Г-на де Шарлю удивляло, что даже такие люди, как Бришо, до войны тяготевшие к милитаризму, ругавшие Францию за «недостаточную военизацию», ныне ставили Германии в вину не только ее милитаризм, но даже преклонение перед армией. Правда, когда речь зашла о перемирии с Германией, их мнение изменилось и теперь они небезосновательно изобличали пацифистов. Но тот же Бришо, несмотря на ухудшение зрения, согласился на своих лекциях рассказывать о книгах, выходивших в нейтральных странах, и превозносил один швейцарский роман, в котором высмеивались зародыши милитаризма: два ребенка глазели на драгуна, и в их восхищении было что-то символическое. Этой шутке было чем не понравиться г-ну де Шарлю и по другим причинам, поскольку драгун, по его мысли, чем-то мог быть и прекрасен. Но особенно его удивляло, что Бришо восхищается этой книгой, — и дело было не в самой книге (ее барон не читал), а в изменении умонастроя Бришо за время войны. Тогда все, что совершал военный, было в порядке вещей: и нарушения генерала Буадеффра, и ложь, и махинации полковника дю Пати де Клама, и вранье полковника Анри82. Какой из ряда вон выходящий переворот взглядов (но в действительности это было только другим лицом той же благородной патриотической страсти, обязывавшей милитариста, каковым Бришо являлся в своей борьбе с дрейфусарством, стать разве что не пацифистом, поскольку теперь пацифизм был задействован в борьбе со сверхмилитаристской Германии, которой он — тот же человек — противостоял) заставлял теперь Бришо восклицать: «О, изумительное зрелище, достойное привлечь юность века — века, исполненного грубости, знакомого только с культом силы: драгун! Не может вызывать сомнения тот факт, что поколение, взращенное на культе этих неприкрытых проявлений грубой силы, вырастет грубой солдатней»? И Шпиттелер83, символически противопоставив своего героя отвратительной концепции сабли превыше всего, выслал во глуби лесов оклеветанного и осмеянного, одинокого мечтательного персонажа, Глупого Студента, в лице которого автору прекрасно удалось воплотить нежность, увы, вышедшую из моды, — можно сказать, скорее забытую, если ужасное царствование их старого Бога не прервется, — прелестную мягкость мирных времен.

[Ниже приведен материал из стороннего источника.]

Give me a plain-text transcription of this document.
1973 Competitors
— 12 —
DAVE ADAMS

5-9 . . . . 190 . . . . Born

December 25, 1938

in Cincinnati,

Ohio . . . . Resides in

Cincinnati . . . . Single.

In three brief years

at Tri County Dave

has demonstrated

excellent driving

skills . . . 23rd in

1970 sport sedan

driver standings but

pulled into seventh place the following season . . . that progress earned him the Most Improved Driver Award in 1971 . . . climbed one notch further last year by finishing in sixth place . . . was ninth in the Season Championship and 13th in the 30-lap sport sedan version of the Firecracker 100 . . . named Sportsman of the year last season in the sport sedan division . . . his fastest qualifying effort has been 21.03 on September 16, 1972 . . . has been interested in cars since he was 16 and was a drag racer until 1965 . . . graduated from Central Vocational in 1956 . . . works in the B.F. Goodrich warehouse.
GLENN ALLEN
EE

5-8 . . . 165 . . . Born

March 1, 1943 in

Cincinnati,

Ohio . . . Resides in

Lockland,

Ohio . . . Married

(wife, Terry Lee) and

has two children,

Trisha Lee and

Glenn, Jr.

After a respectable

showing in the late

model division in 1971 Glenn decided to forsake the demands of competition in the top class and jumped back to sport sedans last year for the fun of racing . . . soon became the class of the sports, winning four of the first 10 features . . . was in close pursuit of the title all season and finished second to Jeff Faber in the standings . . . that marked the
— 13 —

«Вы знакомы, — сказал мне г-н де Шарлю, — с Котаром и де Камбремером. Всякий раз, как я встречаюсь с ними, они говорят, что германцам необычайно не хватает понимания психологии. Между нами: верите ли вы, что раньше психология их сильно заботила, и сейчас они могут хоть чем-то подтвердить этот интерес? Но я не преувеличиваю. Как только речь заходит о каком-нибудь великом немце, о Ницше, Гете, Котар говорит вот что: „с привычным непониманием психологии, присущим тевтонской расе“. В войне, конечно, есть и такое, что меня огорчает намного сильнее, но согласитесь, это несколько выводит из себя. Норпуа поумней, я это признаю, хотя он заблуждается с самого начала. Но что вы скажете об этих статьях, призывающих к всеобщему оптимизму? Мой дорогой друг, вам так же хорошо известны несомненные качества Бришо, как и мне, я очень люблю его, даже вопреки схизме, отлучившей меня от его маленькой церковки, вследствие чего я теперь встречаюсь с ним гораздо реже. Словом, я уважаю этого замечательно образованного профессора и говоруна, я признаю, что в его возрасте, — при том, что он так сдал в последние годы, и это налицо, — с его стороны очень трогательно это его „возвращение“, как он выражается, „на службу“. Но в конце концов, доброе намерение — это одно, а талант — это другое; а Бришо совершенно лишен таланта. Я вместе с ним преклоняюсь перед величием этой войны. Но более всего мне странно, что Бришо, с его слепой любовью к истории (он ведь, кстати, даже не в силах был иронизировать над Золя, находившим больше поэзии в быту рабочих, в руднике, чем в исторических дворцах, над Гонкуром, ставившим Дидро выше Гомера, а Ватто выше Рафаэля), постоянно твердит, что Фермопилы и даже Аустерлиц — это ничто по сравнению с Вокуа84. Одним словом, на сей раз публика, хотя и оказавшая сопротивление модернизму в литературе и искусстве, последовала за модернистами от военного ведомства, потому что так мыслить принято, ну и, главным образом, потому что на слабые умы действует не красота, а масштабность действия. Кстати о Бришо, не видели ли вы Мореля? Мне говорили, что он снова хочет со мной встретиться. Ему нужно сделать первый шаг, я старше, и не мне начинать85».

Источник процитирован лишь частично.